The Wiola Architecture for Efficient Small Language Models

The Wiola Architecture for Efficient Small Language Models

Wiola:用于高效小型语言模型的架构

We present Wiola, a fully original Small Language Model (SLM) architecture built from first principles, sharing no structural lineage with any existing model family including GPT, LLaMA, Mistral, or Falcon. 我们提出了 Wiola,这是一种完全原创的小型语言模型(SLM)架构,它是从第一性原理出发构建的,与包括 GPT、LLaMA、Mistral 或 Falcon 在内的任何现有模型家族均无结构上的渊源。

Wiola introduces five independently novel components: (i) Spiral Rotary Positional Encoding (SRPE), which embeds token positions on a three-dimensional helical manifold combining absolute, relative, and hierarchical positional signals; (ii) Gated Cross-Layer Attention (GCLA), providing each decoder layer with soft cross-attention access to compressed summaries of two preceding layers for inter-layer coherence; (iii) Adaptive Token Merging (ATM), which dynamically merges semantically redundant adjacent tokens in middle network layers to reduce attention complexity without information loss; (iv) Dual Stream Feed-Forward (DSFF), replacing the conventional MLP with two parallel streams fused by a learned per-dimension gate; and (v) WiolaRMSNorm, a modified normalisation introducing a per-dimension learned offset vector that prevents representation collapse. Wiola 引入了五个独立的创新组件:(i) 螺旋旋转位置编码(SRPE),它将 Token 位置嵌入到三维螺旋流形上,结合了绝对、相对和分层位置信号;(ii) 门控跨层注意力机制(GCLA),为每个解码器层提供对前两层压缩摘要的软跨层注意力访问,以增强层间连贯性;(iii) 自适应 Token 合并(ATM),在网络中间层动态合并语义冗余的相邻 Token,从而在不丢失信息的情况下降低注意力计算复杂度;(iv) 双流前馈网络(DSFF),用两条通过学习得到的逐维度门控融合的并行流取代了传统 MLP;以及 (v) WiolaRMSNorm,一种改进的归一化方法,引入了逐维度的学习偏移向量,以防止表征坍缩。

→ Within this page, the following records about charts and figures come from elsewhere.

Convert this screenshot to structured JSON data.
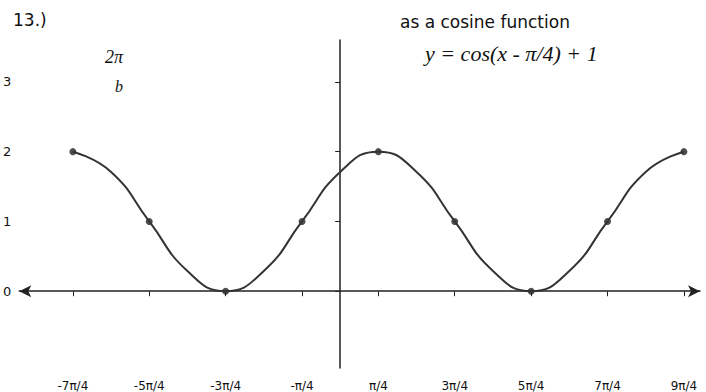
{
  "chart_data": {
    "type": "line",
    "title": "13.)",
    "subtitle": "as a cosine function",
    "annotations": [
      "y = cos(x - π/4) + 1",
      "2π",
      "b"
    ],
    "series": [
      {
        "type": "line",
        "marker": "none",
        "line_style": "solid",
        "color": "#333333",
        "x": [
          -5.498,
          -4.712,
          -3.927,
          -3.142,
          -2.356,
          -1.571,
          -0.785,
          0,
          0.785,
          1.571,
          2.356,
          3.142,
          3.927,
          4.712,
          5.498,
          6.283,
          7.069
        ],
        "values": [
          2,
          1.71,
          1,
          0.29,
          0,
          0.29,
          1,
          1.71,
          2,
          1.71,
          1,
          0.29,
          0,
          0.29,
          1,
          1.71,
          2
        ]
      },
      {
        "type": "scatter",
        "marker": "circle",
        "color": "#222222",
        "x": [
          -5.498,
          -3.927,
          -2.356,
          -0.785,
          0.785,
          2.356,
          3.927,
          5.498,
          7.069
        ],
        "values": [
          2,
          1,
          0,
          1,
          2,
          1,
          0,
          1,
          2
        ]
      }
    ],
    "xlim": [
      -6.6,
      7.4
    ],
    "xticks": [
      {
        "value": -5.498,
        "label": "-7π/4"
      },
      {
        "value": -3.927,
        "label": "-5π/4"
      },
      {
        "value": -2.356,
        "label": "-3π/4"
      },
      {
        "value": -0.785,
        "label": "-π/4"
      },
      {
        "value": 0.785,
        "label": "π/4"
      },
      {
        "value": 2.356,
        "label": "3π/4"
      },
      {
        "value": 3.927,
        "label": "5π/4"
      },
      {
        "value": 5.498,
        "label": "7π/4"
      },
      {
        "value": 7.069,
        "label": "9π/4"
      }
    ],
    "ylim": [
      -1.1,
      3.6
    ],
    "yticks": [
      0,
      1,
      2,
      3
    ],
    "grid": false
  }
}
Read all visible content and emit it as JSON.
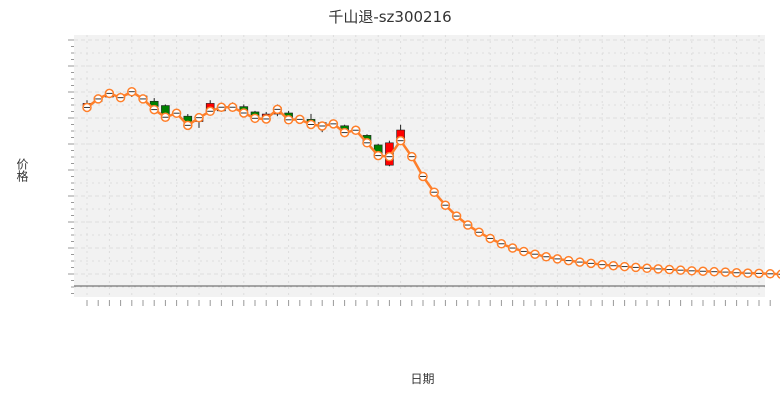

We provide complete mathematical derivations, architectural block diagrams, complexity analyses, and systematic comparisons against GPT-2, LLaMA-2, and Mistral. 我们提供了完整的数学推导、架构框图、复杂度分析,以及与 GPT-2、LLaMA-2 和 Mistral 的系统性对比。

Wiola is released in four sizes (120M, 360M, 700M, and 1.5B parameters) and is fully compatible with the HuggingFace Transformers ecosystem, with all 22 architectural unit tests passing. Wiola 发布了四种规模(1.2 亿、3.6 亿、7 亿和 15 亿参数),并与 HuggingFace Transformers 生态系统完全兼容,所有 22 项架构单元测试均已通过。